Dla mnie gwiazda kina akcji to nie tylko gra aktorska i sprawność fizyczna. Z tym trzeba się urodzić. To musi być ktoś kto jak wchodzi do pokoju to wszystkim robi się mokro w gaciach - samcom ze strachu, samicom z podniecenia. Kitsch dla mnie tego po prostu nie ma. Jakby Statham przechodził obok mnie i krzywo się na mnie spojrzał - zwiewałbym z krzykiem, gdyby to samo zrobił Kitsch to mógłbym mu co najwyżej odpowiedzieć "co się patrzysz chłoptasiu?". Może on zrobi karierę w bajkach Disneya albo innych komedyjkach z Jackiem Chanem, ale nie widzę w nim nikogo, kto mógłby wiarygodnie przetrzepać tyłki bandzie komandosów.

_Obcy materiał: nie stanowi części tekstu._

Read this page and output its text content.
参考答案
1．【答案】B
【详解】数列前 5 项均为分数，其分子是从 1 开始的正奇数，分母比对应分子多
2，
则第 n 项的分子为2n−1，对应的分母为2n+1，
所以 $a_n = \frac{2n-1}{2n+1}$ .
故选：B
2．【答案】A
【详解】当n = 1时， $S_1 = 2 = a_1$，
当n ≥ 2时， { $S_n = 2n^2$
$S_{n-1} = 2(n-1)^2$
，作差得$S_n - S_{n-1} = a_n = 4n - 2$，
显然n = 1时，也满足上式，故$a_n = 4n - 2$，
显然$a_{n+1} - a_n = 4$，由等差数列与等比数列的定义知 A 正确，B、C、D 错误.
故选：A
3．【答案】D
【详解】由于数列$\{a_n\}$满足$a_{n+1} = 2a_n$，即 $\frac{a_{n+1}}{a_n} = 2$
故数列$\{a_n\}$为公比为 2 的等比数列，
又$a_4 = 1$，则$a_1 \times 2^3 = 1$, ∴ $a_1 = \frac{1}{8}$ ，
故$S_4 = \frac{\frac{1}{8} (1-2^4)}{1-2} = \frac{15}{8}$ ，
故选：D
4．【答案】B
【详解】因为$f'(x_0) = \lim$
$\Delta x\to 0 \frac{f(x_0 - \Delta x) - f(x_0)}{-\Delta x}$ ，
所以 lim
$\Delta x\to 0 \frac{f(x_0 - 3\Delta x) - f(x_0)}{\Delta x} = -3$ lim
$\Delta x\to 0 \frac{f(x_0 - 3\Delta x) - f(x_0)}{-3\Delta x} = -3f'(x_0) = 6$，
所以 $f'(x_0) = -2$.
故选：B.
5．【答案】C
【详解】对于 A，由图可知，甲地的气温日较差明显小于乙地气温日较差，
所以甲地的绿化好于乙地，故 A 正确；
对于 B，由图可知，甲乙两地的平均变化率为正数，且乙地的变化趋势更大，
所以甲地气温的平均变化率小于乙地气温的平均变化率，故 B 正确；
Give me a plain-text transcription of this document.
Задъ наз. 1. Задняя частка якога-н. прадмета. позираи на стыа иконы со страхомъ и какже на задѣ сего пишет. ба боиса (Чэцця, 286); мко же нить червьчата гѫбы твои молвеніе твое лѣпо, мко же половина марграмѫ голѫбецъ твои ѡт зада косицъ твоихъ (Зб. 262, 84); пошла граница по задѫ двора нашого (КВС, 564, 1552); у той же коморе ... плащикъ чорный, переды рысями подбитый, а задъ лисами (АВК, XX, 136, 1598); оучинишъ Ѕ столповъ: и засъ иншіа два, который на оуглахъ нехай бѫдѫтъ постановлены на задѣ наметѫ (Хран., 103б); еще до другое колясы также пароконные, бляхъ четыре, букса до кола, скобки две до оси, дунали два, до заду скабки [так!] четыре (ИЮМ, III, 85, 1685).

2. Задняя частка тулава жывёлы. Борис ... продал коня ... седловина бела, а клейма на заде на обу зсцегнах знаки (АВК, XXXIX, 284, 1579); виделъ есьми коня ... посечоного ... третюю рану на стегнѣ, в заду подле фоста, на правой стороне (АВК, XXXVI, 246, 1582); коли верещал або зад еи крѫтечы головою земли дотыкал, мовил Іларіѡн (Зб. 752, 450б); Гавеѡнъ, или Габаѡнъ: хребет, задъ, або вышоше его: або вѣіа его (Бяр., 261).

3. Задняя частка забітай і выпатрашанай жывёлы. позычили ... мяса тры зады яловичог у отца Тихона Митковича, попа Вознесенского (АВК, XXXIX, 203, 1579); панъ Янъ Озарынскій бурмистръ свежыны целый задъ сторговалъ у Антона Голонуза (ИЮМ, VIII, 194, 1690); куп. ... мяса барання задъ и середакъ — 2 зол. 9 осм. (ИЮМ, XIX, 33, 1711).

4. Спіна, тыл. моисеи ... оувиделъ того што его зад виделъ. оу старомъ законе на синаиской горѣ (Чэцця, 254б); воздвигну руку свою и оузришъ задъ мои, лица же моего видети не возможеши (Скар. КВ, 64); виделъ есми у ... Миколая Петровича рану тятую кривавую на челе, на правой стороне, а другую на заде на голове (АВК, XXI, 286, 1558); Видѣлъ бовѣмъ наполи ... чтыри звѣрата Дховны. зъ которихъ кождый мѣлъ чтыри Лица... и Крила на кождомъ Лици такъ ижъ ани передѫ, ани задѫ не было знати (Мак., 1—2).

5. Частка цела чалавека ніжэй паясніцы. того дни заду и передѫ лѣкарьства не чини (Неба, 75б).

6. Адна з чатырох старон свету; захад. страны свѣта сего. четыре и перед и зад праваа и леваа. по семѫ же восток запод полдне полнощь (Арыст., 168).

No Seagal jak się patrzy :D

@doktor_pueblo Dotychczasowa filmografia Kitscha nie zachwyca, ale może teraz coś wreszcie drgnie. Nie żeby mi zależało, bo przywiązuję się raczej do aktorów dramatycznych, ale z drugiej strony idąc na "Johna Cartera" spodziewałam się zobaczyć ładnego (w moich ustach to nie bardzo komplement), drętwego gościa, który będzie mnie drażnił, a jednak się przeliczyłam (trochę za ładny to on jest, ale aktorsko nie jest najgorzej).

@edkrak U boku Jackiego Chana i Stevena Seagala raczej Kitscha nie widzę, ale do bajek Disneya, filmów fantasy i sci-fi, sensacji pokroju tych, w których od paru lat namiętnie grywa Neeson, westernów itp. by się nadał. Statham to zupełnie inna bajka, choć odkąd grywa w żałosnych amerykańskich filmiszczach, ani o strachu, ani o podnieceniu nie może być mowy. To niesamowite, że ten sam człowiek może tak genialnie wypadać w brytyjskich komediach gangsterskich, a jednocześnie tak przeciętnie w amerykańskiej masówce.

@exellos Moim zdaniem Kitsch (choć na wybitnego aktora się nie zapowiada) jest jednak lepszy od drewniaka Seagala. W seaglowskim nurcie lepiej się sprawdzi Gina Carano.

I tak mnie nie przekonasz ;)

Nie próbuję Cię przekonać, sformułowałam jedynie opinię.

Ok czaję o co ci chodzi, słysząc "gwiazda kina akcji" przychodził mi na myśl zupełnie inny rodzaj filmów niż teraz sugerujesz, stąd niezrozumienie.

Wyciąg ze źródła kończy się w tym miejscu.